Mientras esperaba, comprobé la bandeja giratoria de los mensajes, pese al hecho de que había estado toda la mañana en la oficina y habría recibido cualquier llamada; luego, alargando el brazo hasta el cubilete de Tina, cogí su pesado sello de cromo para las fechas. Era un modelo que se entintaba solo: en reposo, el elemento interno para las fechas, ceñido con seis cintas de goma, mantenía su numerología actual pegada bocabajo contra el techo negro y húmedo del armazón.
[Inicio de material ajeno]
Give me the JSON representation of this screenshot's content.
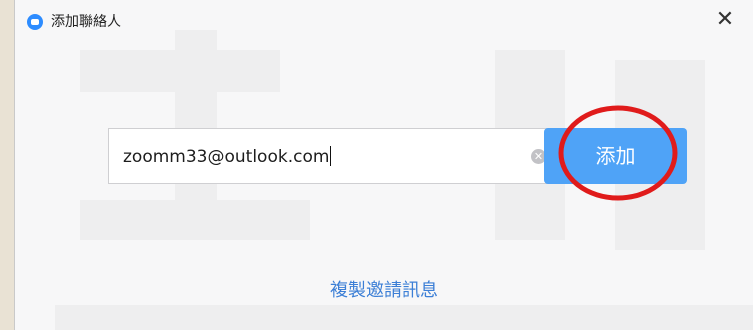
{
  "window": {
    "title": "添加聯絡人",
    "close_glyph": "✕"
  },
  "add_contact": {
    "input_value": "zoomm33@outlook.com",
    "clear_glyph": "✕",
    "add_label": "添加"
  },
  "copy_invite_link": "複製邀請訊息",
  "colors": {
    "accent": "#4fa3f7",
    "link": "#3c7fd6",
    "highlight_circle": "#e01b1b"
  }
}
Para usarlo, colocabas la base cuadrada de la máquina sobre el trozo de papel que deseabas fechar y presionabas el pomo de madera (¡un pomo de verdad!) –entonces el elemento interno, guiado por unas curvas en S inscritas en la superestructura tipo grúa de caballete, iniciaba su grácil descenso rotativo, poniéndose bocarriba justo a tiempo para aterrizar como un módulo lunar, tocando el papel solo un instante, depositando la fecha del día, y apurándose después a regresar a su murcielaguil reposo–. Cuando llegaba por la mañana temprano, a veces observaba (a través de la pared de cristal de mi oficina) a Tina adelantar la fecha del sello para las fechas: después de que se hubiese acabado su dónut blanco, y se hubiese sacudido las migajas de las yemas de los dedos dentro del envoltorio de plástico en el que venía el dónut, y hubiese doblado el envoltorio con las migajas dentro hasta que formara una pulcra bolita blanquecina, y hubiese tirado la bolita a la basura, abría la cerradura de su escritorio y sacaba su grapadora, su bloc de Mientras Estaba Fuera (blocs que tendían a desaparecer si no los escondías) y el sello para las fechas de su cajón central ordenado con meticulosidad, colocando cualquier sobrecito adicional de sacarina que le hubiesen incluido con el café dentro de un compartimento especial del cajón que solo contenía sobrecitos de sacarina. Y entonces adelantaba la cinta de goma un único dígito, una representación con la que a estas alturas era probable que para ella diera comienzo el día, a modo de primer acto en la oficina –idéntico a cuando yo pasaba la página de mi calendario de mesa, con sus dos anillas de metal por las cuales guiabas los agujeros de la página tamaño postal, hasta el día siguiente (lo cual era lo último que hacía yo la noche previa, porque encontraba desalentador afrontar los compromisos y los «por hacer» del día anterior a primera hora de la mañana), y que se había convertido en el mecanismo de escape que impulsaba mi propia vida.